L’uomo della montagna

Testo: Nathalie Zeller / Foto: Jürg Waldmeier /

Grazie al suo lavoro e al vigneto dei suoi genitori, Cyrille Berthod incarna due elementi essenziali del Vallese: montagne e vino. Scoprite come è arrivato qui e quanto è avvincente lavorare per la sua clientela – e chissà, magari fra non molto sarete anche voi suoi clienti!

Le persone che camminano volentieri in montagna si assomigliano? Lei accompagna spesso i clienti per diversi giorni, e quando si pernotta nei rifugi si sta stretti.
Come guide alpine si sta tutti i giorni a contatto con le persone ed è necessario saper tessere buoni rapporti. Anche i nostri ospiti trascorrono molto tempo con noi nelle escursioni, come ad esempio il giro della «Haute Route», che dura da cinque a sei giorni. Se non si va d’accordo (cosa che in realtà non capita mai) diventa faticoso per tutti. Penso che in linea di massima si possa dire che la montagna unisca le persone.

Chi sono principalmente i suoi clienti? Da dove vengono?
I miei clienti sono in gran parte svizzeri. Si tratta soprattutto di persone che amano la montagna e che ci si trovano bene. Persone che in inverno fanno volentieri freeride o tour sciistici, ma che anche in estate mi prenotano per salire su un 4 000, come per esempio il Cervino, o hanno in programma un'escursione con la famiglia e prenotano un'escursione più facile. È molto piacevole lavorare con questo tipo di clientela, perché quando il tempo è troppo brutto per un'attività ci si dirotta spontaneamente su un'altra più adatta alle condizioni meteorologiche.
 

Quindi la sua clientela ritorna e lei finisce per conoscere bene le persone?
Sì, ho molti clienti con cui faccio escursioni tutti gli anni. Loro mi conoscono e io conosco loro. Così è facile trovare escursioni adatte a loro e in cui si divertono. Anche tutta l'organizzazione diventa molto più facile.
 

«Noi guide alpine siamo come una grande famiglia, anche a livello internazionale.»

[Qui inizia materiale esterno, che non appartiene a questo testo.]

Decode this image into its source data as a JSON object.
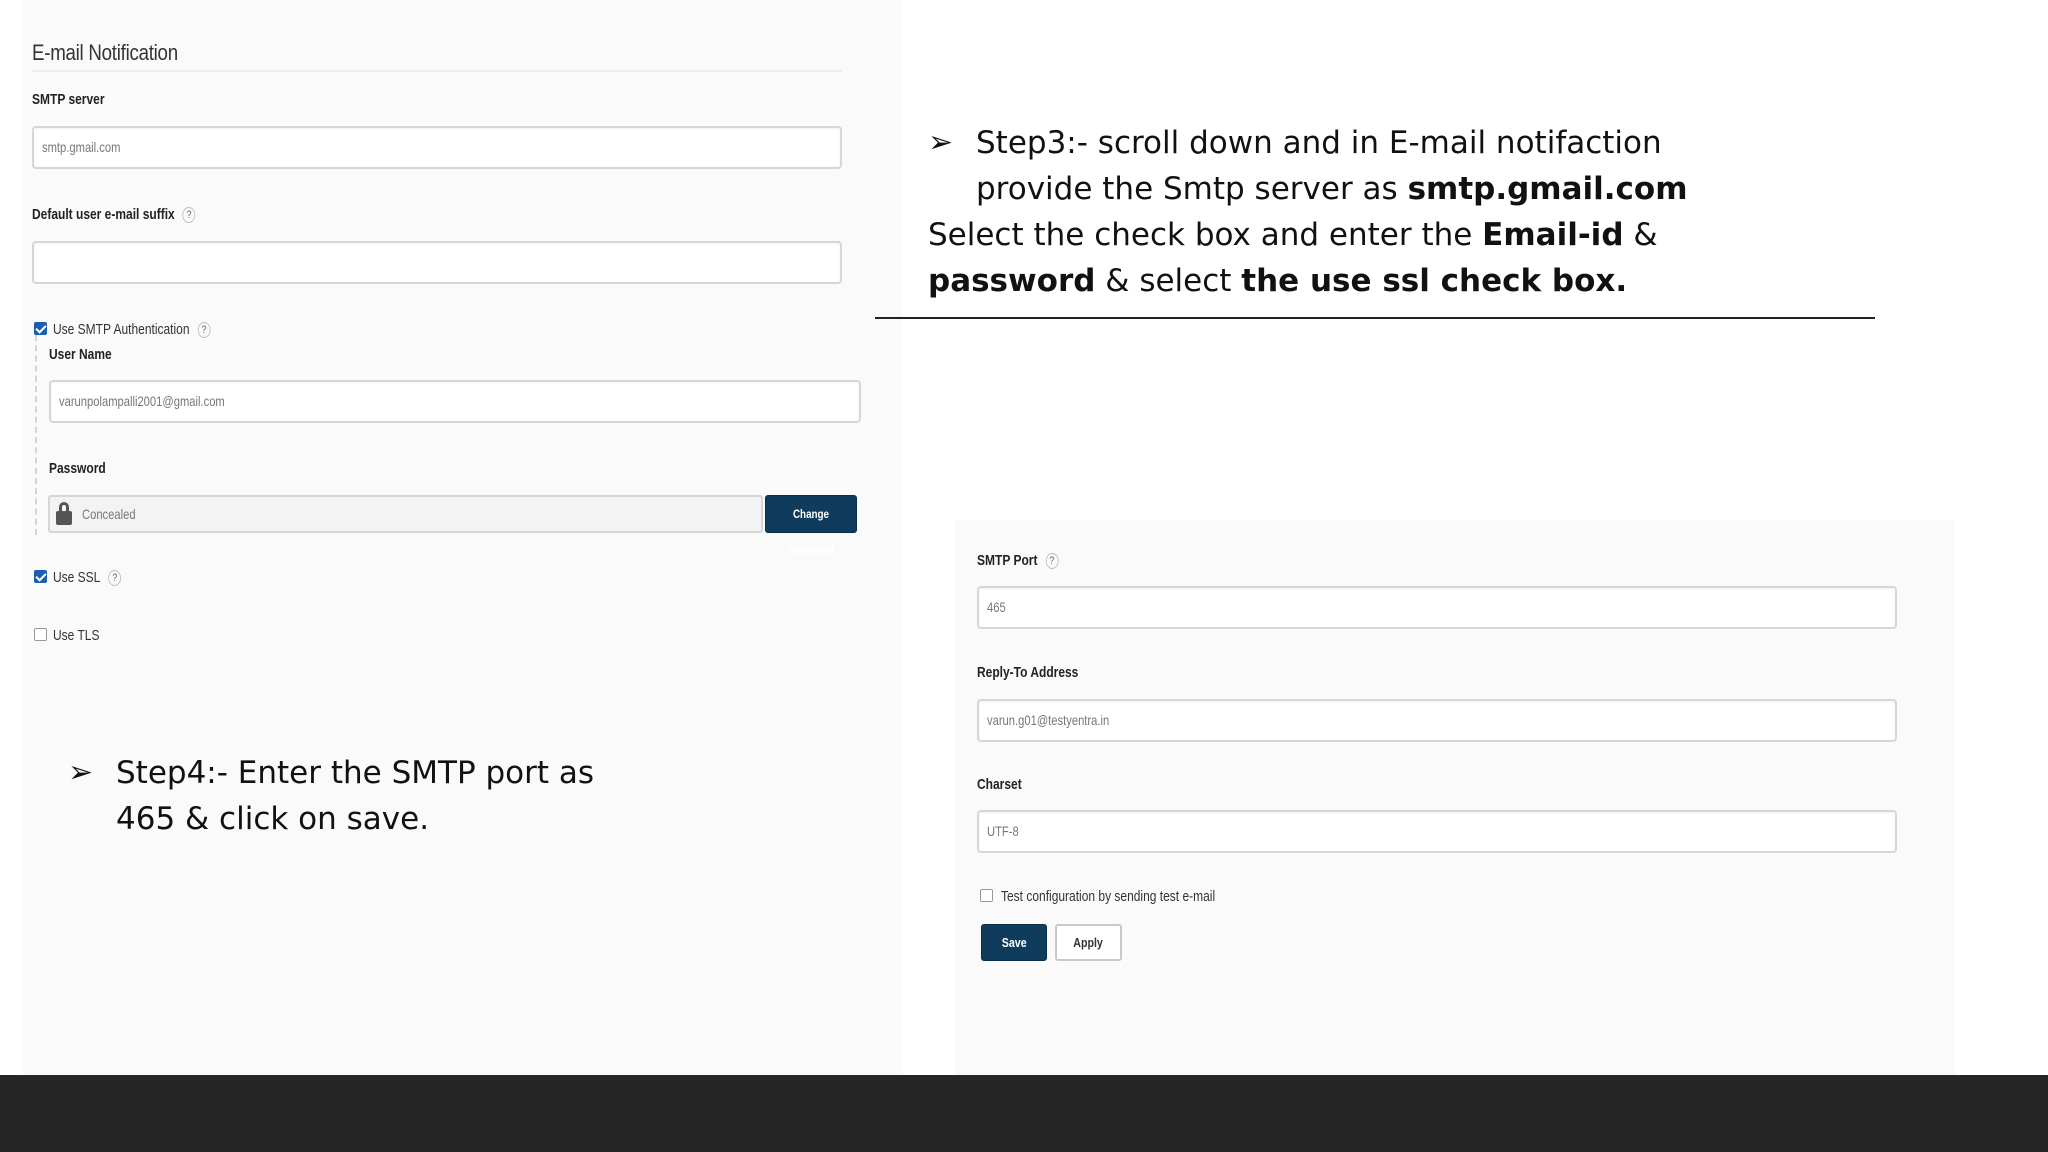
{
  "email_notification": {
    "title": "E-mail Notification",
    "smtp_server_label": "SMTP server",
    "smtp_server_value": "smtp.gmail.com",
    "default_suffix_label": "Default user e-mail suffix",
    "default_suffix_value": "",
    "use_smtp_auth_label": "Use SMTP Authentication",
    "use_smtp_auth_checked": true,
    "user_name_label": "User Name",
    "user_name_value": "varunpolampalli2001@gmail.com",
    "password_label": "Password",
    "password_value": "Concealed",
    "change_password_label": "Change Password",
    "use_ssl_label": "Use SSL",
    "use_ssl_checked": true,
    "use_tls_label": "Use TLS",
    "use_tls_checked": false,
    "help_glyph": "?"
  },
  "smtp_settings": {
    "smtp_port_label": "SMTP Port",
    "smtp_port_value": "465",
    "reply_to_label": "Reply-To Address",
    "reply_to_value": "varun.g01@testyentra.in",
    "charset_label": "Charset",
    "charset_value": "UTF-8",
    "test_config_label": "Test configuration by sending test e-mail",
    "test_config_checked": false,
    "save_label": "Save",
    "apply_label": "Apply"
  },
  "notes": {
    "arrow_glyph": "➢",
    "step3_line1": "Step3:- scroll down and in E-mail notifaction",
    "step3_line2_prefix": "provide the Smtp server as ",
    "step3_line2_bold": "smtp.gmail.com",
    "step3_line3_prefix": "Select the check box and enter the ",
    "step3_line3_bold": "Email-id",
    "step3_line3_suffix": " &",
    "step3_line4_bold1": "password",
    "step3_line4_mid": " & select ",
    "step3_line4_bold2": "the use ssl check box.",
    "step4_line1": "Step4:- Enter the SMTP port as",
    "step4_line2": "465 & click on save."
  },
  "colors": {
    "primary_button": "#0f3c5c",
    "checkbox_checked": "#1a5fb4",
    "footer": "#262626"
  }
}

Come sono i rapporti fra le guide alpine in Svizzera?
Tutte le guide alpine svizzere sono in ottimi rapporti fra di loro. Non tutti quelli che hanno la patente di guida alpina lavorano regolarmente come me, ma non ci sentiamo concorrenti e prevale una grande solidarietà. Quando ci incontriamo sono tutti sempre molto amichevoli. Se qualcuno lavora in un altro posto, magari addirittura all’estero, capita spesso che telefoni all'ufficio locale delle guide, che poi gli fornisce consigli, informazioni locali o magari anche il numero di una guida che ha fatto quell’escursione il giorno prima. Per contro anche noi riceviamo telefonate quando qualcuno viene nel Vallese. Lo scambio è davvero molto amichevole e servizievole: siamo come una grande famiglia, anche a livello internazionale.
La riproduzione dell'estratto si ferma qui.